The call volume to Poison Control Centers is growing as more and more young children are getting sick after mistaking marijuana edibles for a snack.

Steve Lee one of the owners of Green2Go tells me Washington State has specific rules they have to follow when selling Marijuana edibles.

“You can’t use cartoons, or animals, or creatures, or characters or stuff that would appeal to children on packaging at all. That there are very specific rules,” said Lee.

Those rules haven’t helped the rising rate of children eating edibles. According to the Medical Journal of Pediatrics, in 2021, 1,300 percent more children under six years old ate marijuana edibles compared to 2017.

Edibles packaged to look like candy or cookies get the attention of kids, who are unaware of the risk and can sometimes eat several at a time.

Lee says in Washington there’s a very strict child-proof packaging law.

The state law also states that all edibles have to be individually packaged within the bag.

Beven Briggs is a practicing Nurse Practitioner and says you can’t predict how much THC. the active ingredient in cannabis is in an edible.

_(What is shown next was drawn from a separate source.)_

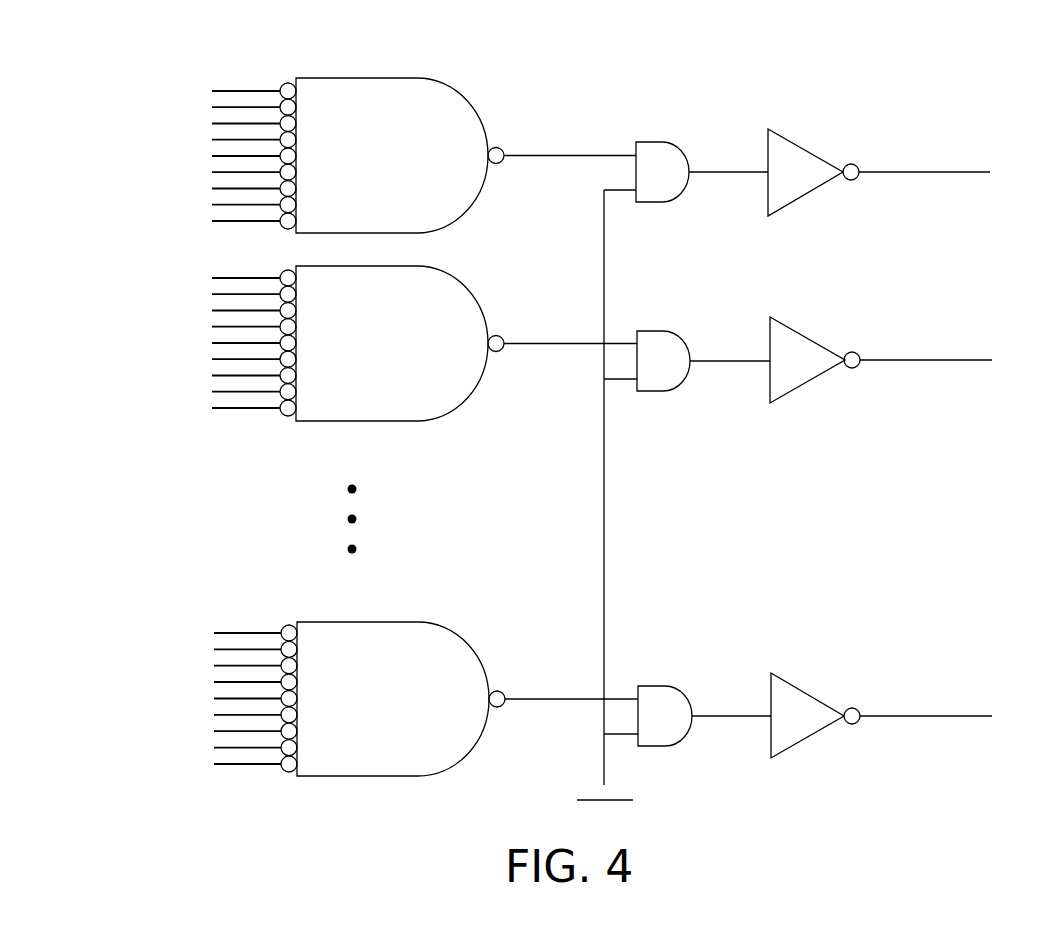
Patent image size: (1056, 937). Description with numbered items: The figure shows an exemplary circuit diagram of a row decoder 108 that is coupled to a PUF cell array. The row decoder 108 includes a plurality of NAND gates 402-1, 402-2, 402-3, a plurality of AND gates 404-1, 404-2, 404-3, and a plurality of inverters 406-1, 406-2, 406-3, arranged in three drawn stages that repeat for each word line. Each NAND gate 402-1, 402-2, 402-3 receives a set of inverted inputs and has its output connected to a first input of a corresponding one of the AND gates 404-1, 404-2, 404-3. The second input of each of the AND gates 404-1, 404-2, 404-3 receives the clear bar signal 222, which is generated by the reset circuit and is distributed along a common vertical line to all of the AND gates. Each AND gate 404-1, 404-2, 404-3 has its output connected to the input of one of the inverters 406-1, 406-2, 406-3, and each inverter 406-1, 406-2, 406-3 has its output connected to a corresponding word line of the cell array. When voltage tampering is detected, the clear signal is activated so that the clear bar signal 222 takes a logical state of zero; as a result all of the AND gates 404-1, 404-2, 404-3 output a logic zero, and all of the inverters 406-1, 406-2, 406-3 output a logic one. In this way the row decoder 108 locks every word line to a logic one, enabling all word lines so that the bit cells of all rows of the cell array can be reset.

“You might have an idea but there’s no way to predict how much they’re getting, so it makes it very difficult,” said Briggs.

Briggs and Lee both say the best way to keep your kids away from your edibles is to put them in a lockbox and out of reach of children.

“They really should be locked up, so that the only way you have access to it is very intentionally you the key out or enter a code into a safe for whatever your locking mechanism is,” said Briggs.

Lee says “Little cash boxes that you use at yard sales work exceptionally well. They also sell pizza delivery cash bags.”

Lee has partnered with the Department of Health several times to do a lockbox giveaway.

A statewide program that will give out lockboxes free of charge.